MIAMI — Promise delivered. Promise kept.
Ten games after Florida junior quarterback Tim Tebow stood teary-eyed and distraught following a one-point upset loss to Ole Miss on Sept. 27, apologized to Gator fans and made a promise that no player in the country would play harder or push a team harder than he and that no team would play harder than the Gators for the remainder of the season, Tebow made good on his word.
Aided by a stellar performance by the Gators' defense — which held Heisman Trophy winner Sam Bradford to 26-of-41 for 256 yards and two interceptions — Tebow led the Gators to a 24-14 victory over Oklahoma in the BCS national title game in front of 78,468 at Dolphin Stadium.
"We knew we were going to have to fight for four quarters," Tebow said. "We didn't execute, including myself, the way we wanted to all the time. But my teammates came out, and they battled for four quarters. I'm so proud of them. This is a dream come true."
The Gators (13-1) won their second BCS national title in three seasons and third national title overall.
This is the second championship under coach Urban Meyer, now in his fourth season.
"I think the fans got one of the greatest college football games that ever occurred, at least in the BCS games," Meyer said. "This is a great opportunity for me to thank my team and tell them that's one of the best teams I've ever had the opportunity to be around. I love them. I'm proud of them, and they are national champs."
Tebow, the 2007 Heisman Trophy winner still miffed about finishing third in this year's voting, had 23 carries for 107 yards and was named the game's Most Valuable Offensive Player.
"Tebow stood up in the locker room at halftime and said something inspirational," sophomore safety Major Wright said. "We knew we were going to win after that because Tebow's a man of his word."
Tebow's defense bailed him out of uncharacteristic mistakes and held the game in check while the Gators battled an Oklahoma defense that played much better than most anticipated. Then he did what he has done over and over since making that now-famous promise: come through in the clutch.
Holding precariously to a 17-14 lead, Tebow led the Gators on an 11-play, 76-yard drive over 6:52 and ended with a 4-yard jump pass to David Nelson with 3:07 left.
"Coach Meyer told me, 'Go out there and win this game for us,' " Nelson said.
In the weeks leading up to the game, much of the talk was about the two prolific offenses. But two days before the game, Florida linebacker Brandon Spikes said the analysts had it wrong.

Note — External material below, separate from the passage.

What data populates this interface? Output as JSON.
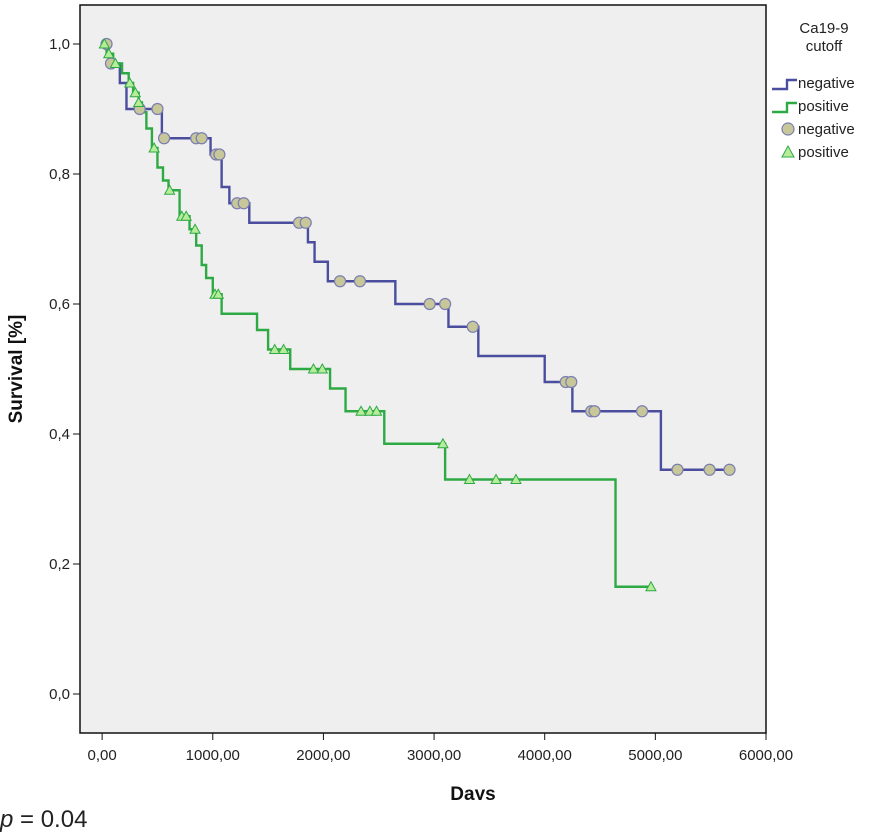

Defense, Spikes said, wins championships.
Spikes was right.
In a game featuring two of the nation's top three scoring offenses, it was the first scoreless opening quarter in a BCS title game since the inaugural one between Tennessee and Florida State in 1999. At halftime, the score was tied at 7 — the first BCS title game to be tied at the half — and defense was the major story line. Oklahoma (12-2), which had scored at least 21 first-half points in every game this season, drove the ball inside the Gators 10 three times but scored just once.
"They have a great defense, but we squandered some scoring opportunities," Bradford said.
Tebow threw two interceptions, yet his defense bailed him out both times.
Florida took a 14-7 lead on its second possession of the second half — a 2-yard run by receiver/running back Percy Harvin with 4:21 left in third. Oklahoma had an opportunity to score soon after, but Carlos Dunlap blocked the field goal of Oklahoma's Jimmy Stevens with 1:13 left.
With Florida leading 17-14 following a 27-yard field goal by Jonathan Phillips, the Gators' defense again came up strong. Bradford's pass to Juaquin Iglesias was intercepted by Ahmad Black — his seventh of the season.
"In the offseason, we told the defense if they could get better and learn to make stops, we could win a championship," Harvin said. "And they did tonight."